Quick, who is the beneficiary in your IRA, how about your 401(k) and life insurance? The truth is that most people, depending on how long it’s been since they designated the beneficiaries on their accounts, probably don’t know off the top of their heads. What they don’t know is that an incorrect or non-existent beneficiary can cause you and your heirs a lot of trouble.
Review Beneficiaries When Your Life Changes
Most people give considerable thought to who they’ll name as beneficiary when they originally establish their retirement accounts or purchase their life insurance. The problems arise when, over time, those designations are no longer valid. You may have named your spouse at the time you signed up for your 401(k), but she, unfortunately was 2 spouses ago. How do you think your current spouse will feel when she finds out your ex is entitled to your 401(k) and not her? Granted, you won’t be around to deal with the aftermath, but your passing is already stressful enough, without the added stress of a court fight over your estate.
So how often should you review your beneficiary designations? At least annually, and certainly when you have a life change such as a job change, birth of a child, divorce or re-marriage. In this way, you’ll be sure your beneficiaries reflect your current circumstances.
Why Name a Beneficiary At All?
Naming a beneficiary on your retirement accounts and life insurance policies allow those assets to pass to the beneficiary outside of probate. As we’ve discussed before, probate is a long, slow, expensive and PUBLIC process of determining where your assets go upon your death. With a beneficiary designation, no matter what your will says, the beneficiary designation takes precedent. So, even if you’ve changed your will to cut out your estranged son, if he is still listed as beneficiary on your life insurance policy, he will receive the money, regardless of what the will says.
The last thing you want to do is to have where your assets go determined by a judge that has little or no idea what you really wanted.
Estate Taxes and Beneficiaries
Correct use of beneficiaries can greatly reduce or eliminate estate taxes when you die.

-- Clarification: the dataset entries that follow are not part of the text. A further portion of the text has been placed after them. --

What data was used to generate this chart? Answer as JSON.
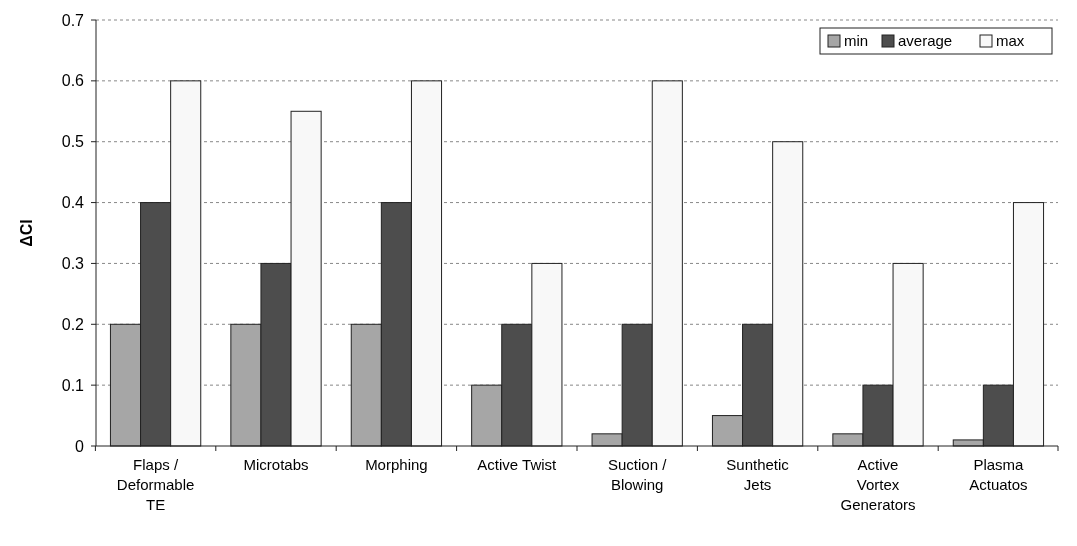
{
  "chart_data": {
    "type": "bar",
    "ylabel": "ΔCl",
    "categories": [
      "Flaps /\nDeformable\nTE",
      "Microtabs",
      "Morphing",
      "Active Twist",
      "Suction /\nBlowing",
      "Sunthetic\nJets",
      "Active\nVortex\nGenerators",
      "Plasma\nActuatos"
    ],
    "series": [
      {
        "name": "min",
        "color": "#a6a6a6",
        "values": [
          0.2,
          0.2,
          0.2,
          0.1,
          0.02,
          0.05,
          0.02,
          0.01
        ]
      },
      {
        "name": "average",
        "color": "#4d4d4d",
        "values": [
          0.4,
          0.3,
          0.4,
          0.2,
          0.2,
          0.2,
          0.1,
          0.1
        ]
      },
      {
        "name": "max",
        "color": "#f8f8f8",
        "values": [
          0.6,
          0.55,
          0.6,
          0.3,
          0.6,
          0.5,
          0.3,
          0.4
        ]
      }
    ],
    "ylim": [
      0,
      0.7
    ],
    "yticks": [
      0,
      0.1,
      0.2,
      0.3,
      0.4,
      0.5,
      0.6,
      0.7
    ],
    "grid": "y",
    "legend": "top right"
  }
}
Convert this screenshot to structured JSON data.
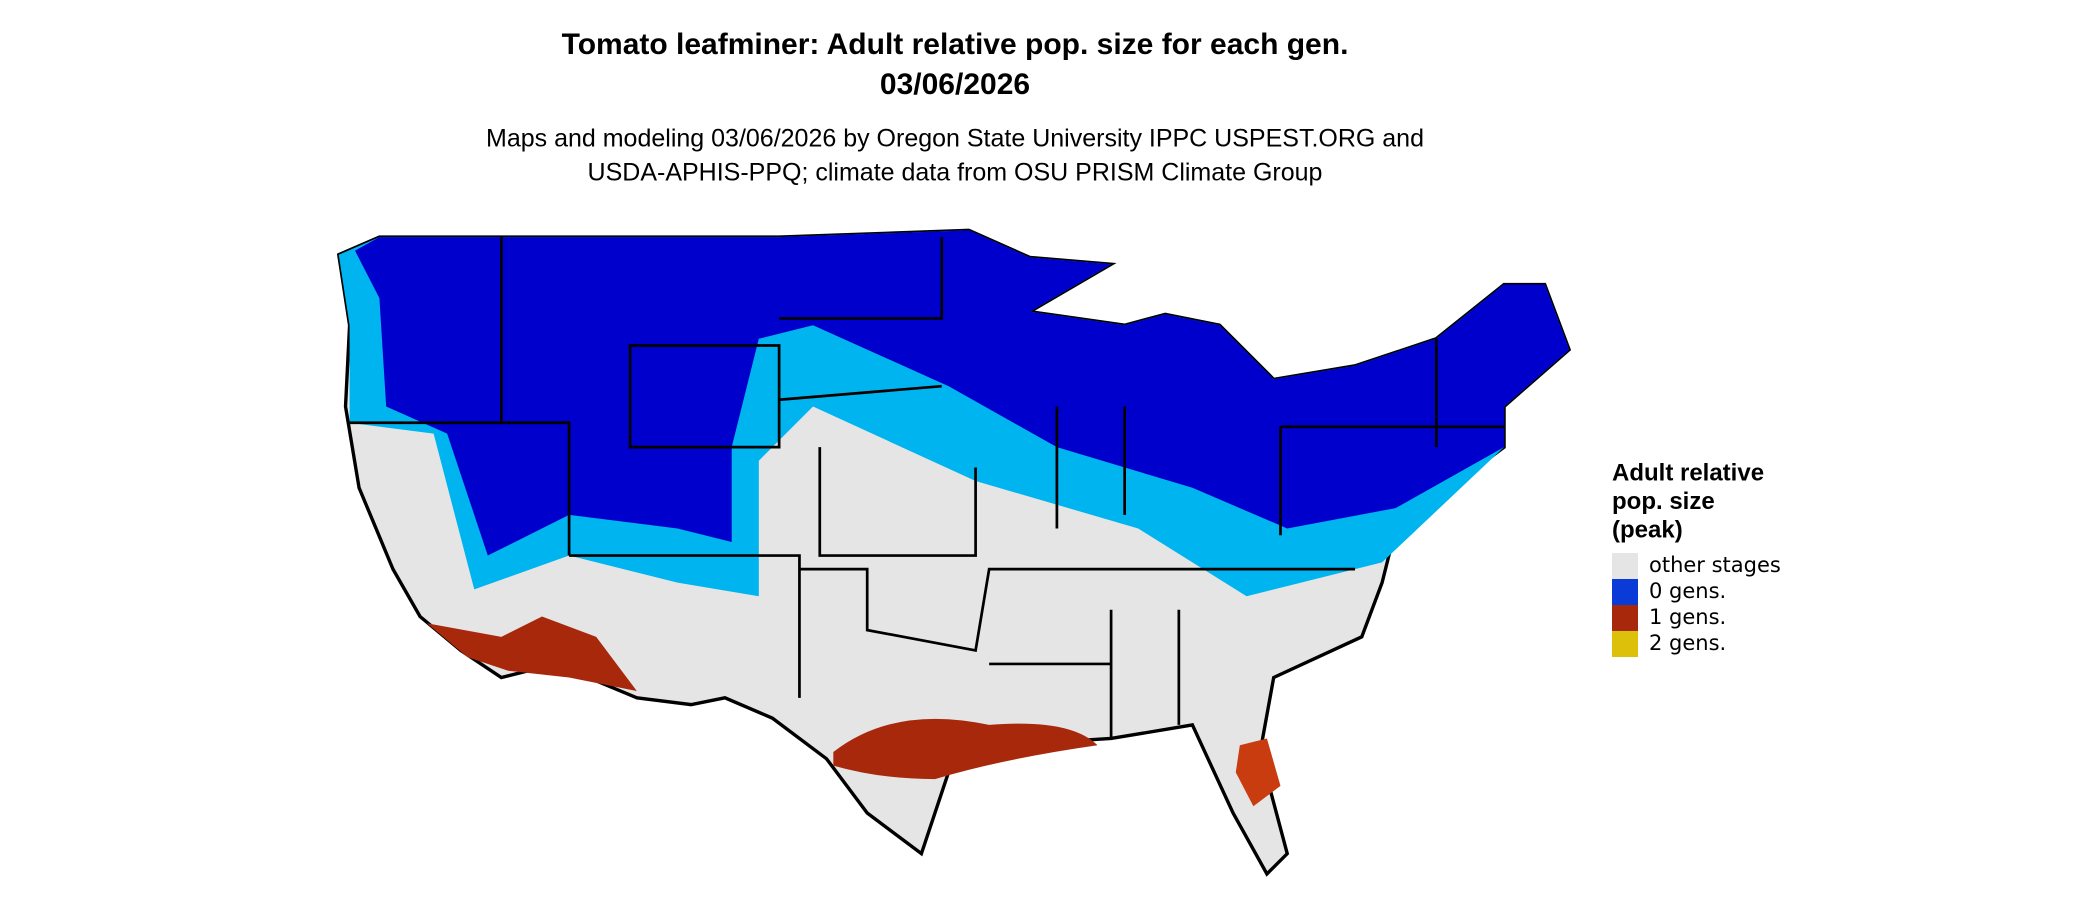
{
  "title": [
    "Tomato leafminer: Adult relative pop. size for each gen.",
    "03/06/2026"
  ],
  "subtitle": [
    "Maps and modeling 03/06/2026 by Oregon State University IPPC USPEST.ORG and",
    "USDA-APHIS-PPQ; climate data from OSU PRISM Climate Group"
  ],
  "legend": {
    "title": [
      "Adult relative",
      "pop. size",
      "(peak)"
    ],
    "items": [
      {
        "label": "other stages",
        "color": "#e5e5e5"
      },
      {
        "label": "0 gens.",
        "color": "#0a3bd9"
      },
      {
        "label": "1 gens.",
        "color": "#a8280c"
      },
      {
        "label": "2 gens.",
        "color": "#dcc00a"
      }
    ]
  }
}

If you name your spouse the beneficiary of your IRA or 401(k), those accounts WILL NOT be counted in your estate and are therefore not subject to estate tax on your death. Be aware, however, that the government eventually gets their pound of flesh when your spouse passes away.
If you have more than one child and you want to have them split the proceeds from your IRA equally, you can reduce their tax burden by actually splitting your account. If you have three children, you split your IRA into three individual IRA’s naming one child as beneficiary of each IRA. By doing this, your children will have to take regular distribution from their inherited IRA, but they can spread those distributions over their longer individual life expectancies, not yours.
Finally, if you name a charity or other 501(c)(3) as beneficiary of your account, the asset will pass to the charity tax-free and your estate will also be entitled to a charitable deduction, which may reduce or eliminate taxes on the rest of your estate.
If you haven’t reviewed the beneficiary designations on your account in a long time, don’t guess, or hope they’re still valid. Take the time to talk to your trusted estate planner or financial advisor to ensure that your assets are disposed of the way YOU WISH, and not leave it up to the courts to decide.